Un autobús lleva a los turistas hasta Playa Dominical, donde espera un almuerzo de mariscos en el restaurante La Parcela. Después de la comida, esas arenas color café, a lo largo de dos kilómetros, servirán de escenario para el gancho final: una clase de surf. Las olas de Dominical son famosas en toda Costa Rica.
Todavía habrá tiempo para visitar el Parque Nacional Manuel Antonio, el más popular de Costa Rica, la parte menos salvaje de la aventura: simplemente seguir a un guía naturalista por las pasarelas del parque, que acumula 100 especies distintas de mamíferos y 180 especies de aves; contemplar venaditos cola blanca, mapaches y monos capuchinos, que revuelven las mochilas de los turistas, y abstraerse en la densidad del bosque y las costas de arena limpia.
Fin de la aventura y regreso en avioneta al aeropuerto de San José.
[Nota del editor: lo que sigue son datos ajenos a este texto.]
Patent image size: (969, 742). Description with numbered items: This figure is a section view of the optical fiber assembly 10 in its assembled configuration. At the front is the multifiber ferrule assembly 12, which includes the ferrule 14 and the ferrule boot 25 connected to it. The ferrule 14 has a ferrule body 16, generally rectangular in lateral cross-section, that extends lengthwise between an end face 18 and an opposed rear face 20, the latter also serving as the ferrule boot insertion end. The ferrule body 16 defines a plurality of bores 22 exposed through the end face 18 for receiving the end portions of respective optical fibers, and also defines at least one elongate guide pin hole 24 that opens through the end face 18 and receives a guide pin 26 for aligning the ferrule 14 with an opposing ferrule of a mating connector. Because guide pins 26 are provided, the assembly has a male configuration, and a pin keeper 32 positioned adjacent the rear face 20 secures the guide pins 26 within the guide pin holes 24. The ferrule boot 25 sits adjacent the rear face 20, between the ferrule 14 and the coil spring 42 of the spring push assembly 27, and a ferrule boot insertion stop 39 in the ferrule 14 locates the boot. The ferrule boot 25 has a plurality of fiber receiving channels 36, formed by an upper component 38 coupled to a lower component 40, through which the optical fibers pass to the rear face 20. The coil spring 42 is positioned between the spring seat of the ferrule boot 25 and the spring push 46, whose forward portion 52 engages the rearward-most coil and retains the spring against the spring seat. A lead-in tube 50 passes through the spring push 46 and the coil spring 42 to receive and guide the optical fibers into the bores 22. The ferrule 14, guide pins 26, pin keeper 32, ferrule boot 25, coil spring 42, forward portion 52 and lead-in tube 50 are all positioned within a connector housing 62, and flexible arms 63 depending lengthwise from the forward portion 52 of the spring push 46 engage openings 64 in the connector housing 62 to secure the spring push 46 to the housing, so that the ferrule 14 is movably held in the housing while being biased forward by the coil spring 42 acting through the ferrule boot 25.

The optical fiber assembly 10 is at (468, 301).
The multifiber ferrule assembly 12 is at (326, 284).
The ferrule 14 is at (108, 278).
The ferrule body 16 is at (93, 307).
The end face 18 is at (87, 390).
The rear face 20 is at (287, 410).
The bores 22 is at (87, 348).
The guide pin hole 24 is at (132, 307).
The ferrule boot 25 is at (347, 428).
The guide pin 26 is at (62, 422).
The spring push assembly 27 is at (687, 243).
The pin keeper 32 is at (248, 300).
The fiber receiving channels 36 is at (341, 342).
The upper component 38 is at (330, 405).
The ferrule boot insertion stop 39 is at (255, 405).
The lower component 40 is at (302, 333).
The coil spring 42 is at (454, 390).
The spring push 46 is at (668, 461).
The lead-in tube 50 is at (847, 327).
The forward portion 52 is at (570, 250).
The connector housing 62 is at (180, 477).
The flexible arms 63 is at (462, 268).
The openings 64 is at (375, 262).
Dormir en una cueva debajo de una cascada queda oficialmente tachado en la lista de fantasías. Habrá que empezar a ahorrar para la vuelta al mundo en globo.
Datos útiles
Cómo llegar: por Avianca, vía Lima, a San José desde 18.441 pesos.
Costo de la aventura de Airbnb: 1920 dólares. Incluye tres experiencias -trekking hasta la cueva y rappel; surf y visita al Parque Nacional Manuel Antonio-, con tres noches de alojamiento, bebidas, alimentos y transporte terrestre desde San José de Costa Rica. Se aceptan familias y grupos. El 100% del pago se destina a una fundación sin fines de lucro llamada Rustic Pathways Foundation.